Я опять в общежитии МГУ. Здесь ремонт. К двум русским ребятам поселяют иностранца, насколько помню, бельгийца. Он в черном свитере, в очках, на голове высокая нерусская ушанка, он похож на гонимую ветром, нахохлившуюся птицу. Он вынимает из чемодана одежду и развешивает ее в шкафу. И я слышу такой разговор:
— Вот твоя тумбочка и койка. Здесь раньше обитал Икеда, японец. Образованный, вежливый малый. Хотя и капиталист. Он был на подготовительном.
— В таком случае мне похвастаться нечем. Мой отец всего лишь банковский чиновник. Мы жили в Африке.
— Так… Коллега, значит, из самых жарких мест?
— Не совсем. Мы перебрались с матерью обратно в Европу. Отца убили… африканцы.
— А ты в Москву? Вместе с ними учиться? Вот тут спит Африка, у окна, — Жюль, Юлька. Дискуссии у вас будут. Гарантирую.
— Когда-то на земле властвовали белые крысы. Их вытеснили черные. Черных прогнали серые — они пришли из глубин Азии. Теперь черные сохранились только на Мадагаскаре. Но остров сообщается с материком, и черные крысы в трюмах кораблей постепенно перебираются в другие страны.
— Кого ты считаешь крысой, коллега?
— Себя. Белой крысой. В мире, где убивают, самое трудное остаться человеком. Вот вы ни в чем не сомневаетесь, я знаю. А Маркс сказал: сомневайся во всем.
— Когда сказал?
— Ну… давно.
— И по какому поводу?
— Это имеет значение?
— Огромное.
Бельгиец вынул из чемодана деревянное распятие и вешает его над койкой на гвоздик, оставшийся, видимо, после Икеды.
— Сомнение привело к истине. А истина — к новым сомнениям. — Он смотрит на постель африканца. — Никогда еще не приходилось жить под одной крышей… с черным.

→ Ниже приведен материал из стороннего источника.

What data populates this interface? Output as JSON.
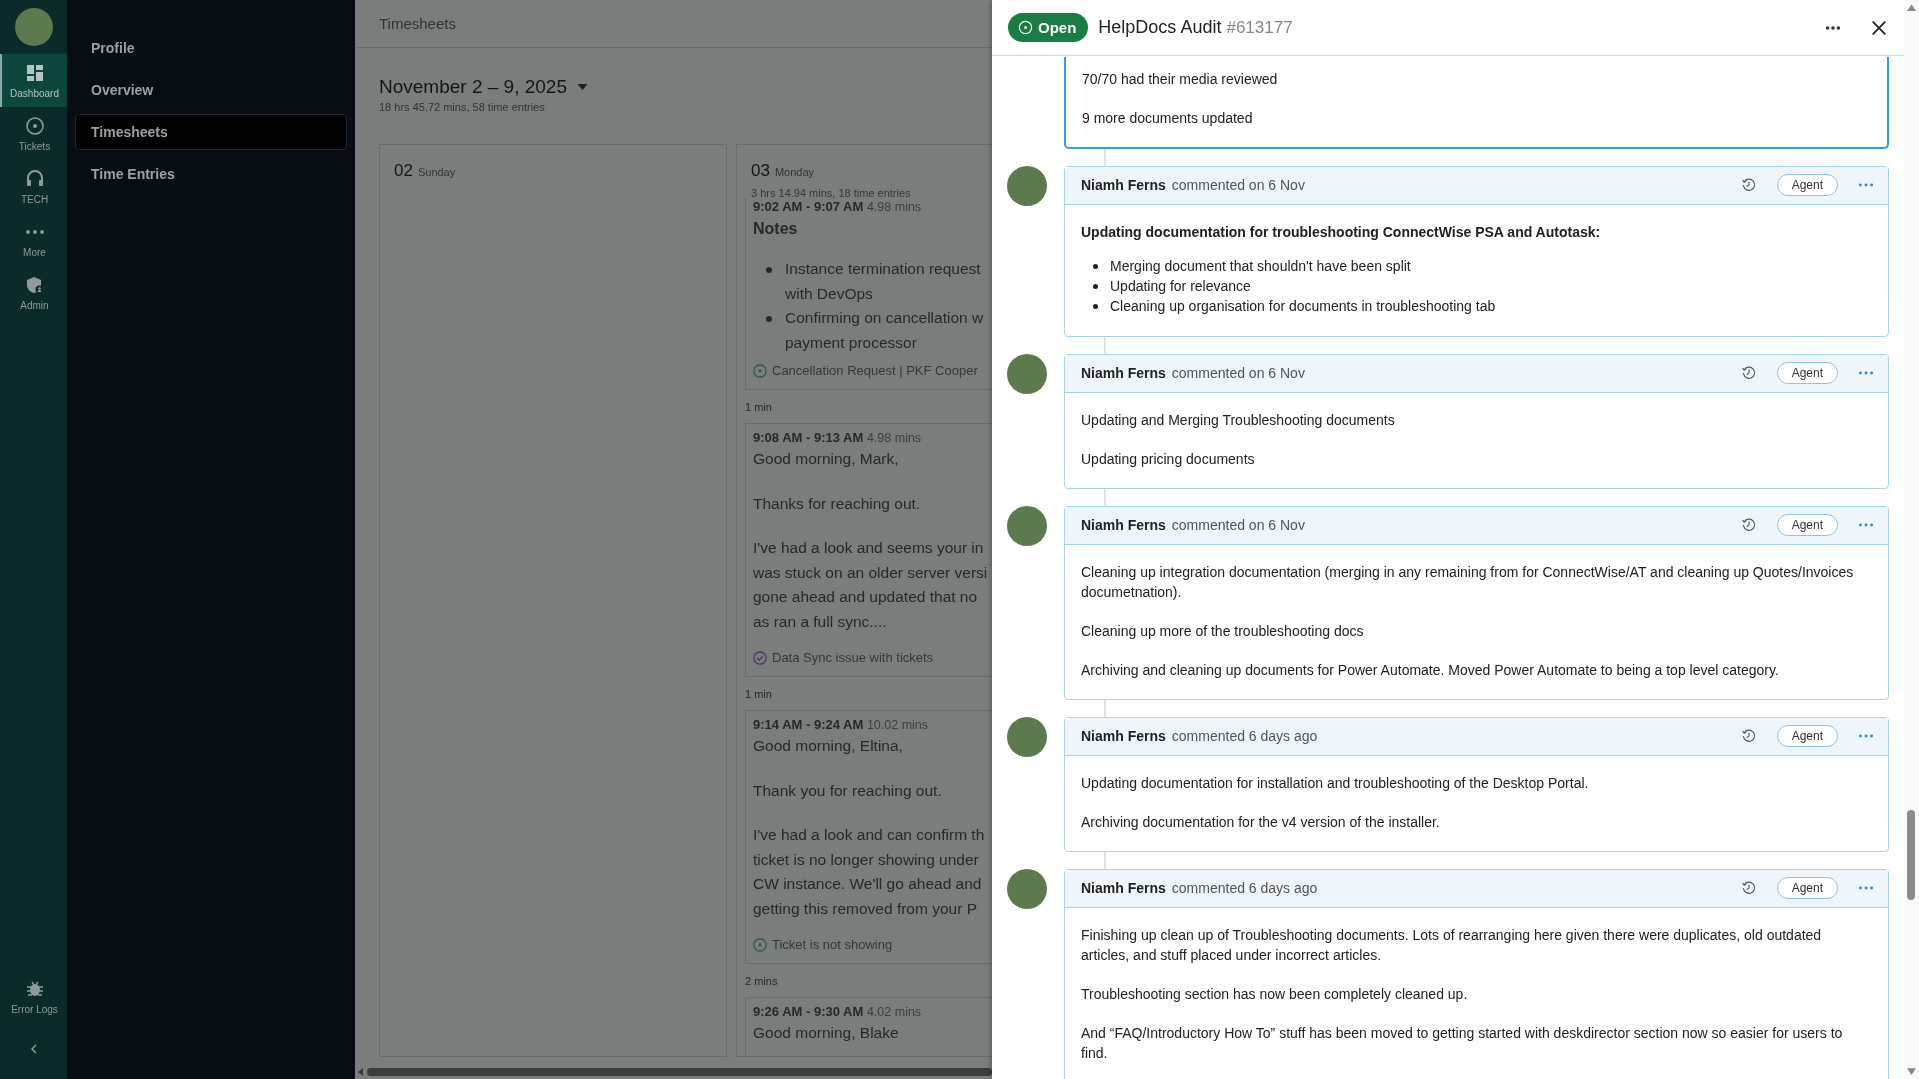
{
  "rail": {
    "items": [
      {
        "label": "Dashboard",
        "selected": true
      },
      {
        "label": "Tickets",
        "selected": false
      },
      {
        "label": "TECH",
        "selected": false
      },
      {
        "label": "More",
        "selected": false
      },
      {
        "label": "Admin",
        "selected": false
      }
    ],
    "footer": [
      {
        "label": "Error Logs",
        "selected": false
      }
    ]
  },
  "nav": {
    "items": [
      {
        "label": "Profile",
        "selected": false
      },
      {
        "label": "Overview",
        "selected": false
      },
      {
        "label": "Timesheets",
        "selected": true
      },
      {
        "label": "Time Entries",
        "selected": false
      }
    ]
  },
  "main": {
    "breadcrumb": "Timesheets",
    "range": "November 2 – 9, 2025",
    "summary": "18 hrs 45.72 mins, 58 time entries",
    "days": [
      {
        "num": "02",
        "name": "Sunday"
      },
      {
        "num": "03",
        "name": "Monday",
        "summary": "3 hrs 14.94 mins, 18 time entries",
        "items": [
          {
            "kind": "entry",
            "time": "9:02 AM - 9:07 AM",
            "duration": "4.98 mins",
            "heading": "Notes",
            "bullets": [
              "Instance termination request\nwith DevOps",
              "Confirming on cancellation w\npayment processor"
            ],
            "ticket": {
              "title": "Cancellation Request | PKF Cooper",
              "resolved": false
            }
          },
          {
            "kind": "gap",
            "label": "1 min"
          },
          {
            "kind": "entry",
            "time": "9:08 AM - 9:13 AM",
            "duration": "4.98 mins",
            "paragraphs": [
              "Good morning, Mark,",
              "Thanks for reaching out.",
              "I've had a look and seems your in\nwas stuck on an older server versi\ngone ahead and updated that no\nas ran a full sync...."
            ],
            "ticket": {
              "title": "Data Sync issue with tickets",
              "resolved": true
            }
          },
          {
            "kind": "gap",
            "label": "1 min"
          },
          {
            "kind": "entry",
            "time": "9:14 AM - 9:24 AM",
            "duration": "10.02 mins",
            "paragraphs": [
              "Good morning, Eltina,",
              "Thank you for reaching out.",
              "I've had a look and can confirm th\nticket is no longer showing under\nCW instance. We'll go ahead and\ngetting this removed from your P"
            ],
            "ticket": {
              "title": "Ticket is not showing",
              "resolved": false
            }
          },
          {
            "kind": "gap",
            "label": "2 mins"
          },
          {
            "kind": "entry",
            "time": "9:26 AM - 9:30 AM",
            "duration": "4.02 mins",
            "paragraphs": [
              "Good morning, Blake"
            ]
          }
        ]
      }
    ]
  },
  "panel": {
    "status": "Open",
    "title": "HelpDocs Audit",
    "number": "#613177",
    "comments": [
      {
        "highlighted": true,
        "blocks": [
          {
            "kind": "p",
            "text": "70/70 had their media reviewed"
          },
          {
            "kind": "p",
            "text": "9 more documents updated"
          }
        ]
      },
      {
        "highlighted": false,
        "author": "Niamh Ferns",
        "meta": "commented on 6 Nov",
        "badge": "Agent",
        "blocks": [
          {
            "kind": "strong",
            "text": "Updating documentation for troubleshooting ConnectWise PSA and Autotask:"
          },
          {
            "kind": "list",
            "items": [
              "Merging document that shouldn't have been split",
              "Updating for relevance",
              "Cleaning up organisation for documents in troubleshooting tab"
            ]
          }
        ]
      },
      {
        "highlighted": false,
        "author": "Niamh Ferns",
        "meta": "commented on 6 Nov",
        "badge": "Agent",
        "blocks": [
          {
            "kind": "p",
            "text": "Updating and Merging Troubleshooting documents"
          },
          {
            "kind": "p",
            "text": "Updating pricing documents"
          }
        ]
      },
      {
        "highlighted": false,
        "author": "Niamh Ferns",
        "meta": "commented on 6 Nov",
        "badge": "Agent",
        "blocks": [
          {
            "kind": "p",
            "text": "Cleaning up integration documentation (merging in any remaining from for ConnectWise/AT and cleaning up Quotes/Invoices documetnation)."
          },
          {
            "kind": "p",
            "text": "Cleaning up more of the troubleshooting docs"
          },
          {
            "kind": "p",
            "text": "Archiving and cleaning up documents for Power Automate. Moved Power Automate to being a top level category."
          }
        ]
      },
      {
        "highlighted": false,
        "author": "Niamh Ferns",
        "meta": "commented 6 days ago",
        "badge": "Agent",
        "blocks": [
          {
            "kind": "p",
            "text": "Updating documentation for installation and troubleshooting of the Desktop Portal."
          },
          {
            "kind": "p",
            "text": "Archiving documentation for the v4 version of the installer."
          }
        ]
      },
      {
        "highlighted": false,
        "author": "Niamh Ferns",
        "meta": "commented 6 days ago",
        "badge": "Agent",
        "blocks": [
          {
            "kind": "p",
            "text": "Finishing up clean up of Troubleshooting documents. Lots of rearranging here given there were duplicates, old outdated articles, and stuff placed under incorrect articles."
          },
          {
            "kind": "p",
            "text": "Troubleshooting section has now been completely cleaned up."
          },
          {
            "kind": "p",
            "text": "And “FAQ/Introductory How To” stuff has been moved to getting started with deskdirector section now so easier for users to find."
          }
        ]
      }
    ]
  }
}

— Должно быть, и не придется. Отправляйся к коменданту и скажи, что тебе наша комната не подходит.
Бельгиец заморгал глазами, бормочет с растерянной улыбкой:
— Вы меня неправильно поняли… Я не пойду к коменданту… Я, наоборот… хочу жить под одной крышей…
Из обрывков услышанного, узнанного, воображенного постепенно складывались сцены «Тысячи окон».
Наконец я закончил сценарий, и мне захотелось, чтобы его прочел кто-нибудь из африканцев. М. И. Маршак посоветовал обратиться к Амату Н. и сам взялся передать ему рукопись. В ожидании возвращения на родину Амат преподавал в МГУ физику, исполняя обязанности профессора. Вскоре Маршак сообщил мне, что черный профессор прочел «Тысячу окон» и приглашает меня, как он выразился, на «кафе-парти».
Амат жил с семьей в МГУ, в двухкомнатном аспирантском блоке. Здесь было попросторней, чем в студенческих кельях, но много скромней, нежели в профессорских квартирах, расположенных в левой угловой башне. Шкафы, секретер, стол и стулья из неполированного дерева были такими же, как и в других университетских жилищах, и только великолепный транзистор и изысканный кофейный сервиз свидетельствовали о вкусах и возможностях хозяина.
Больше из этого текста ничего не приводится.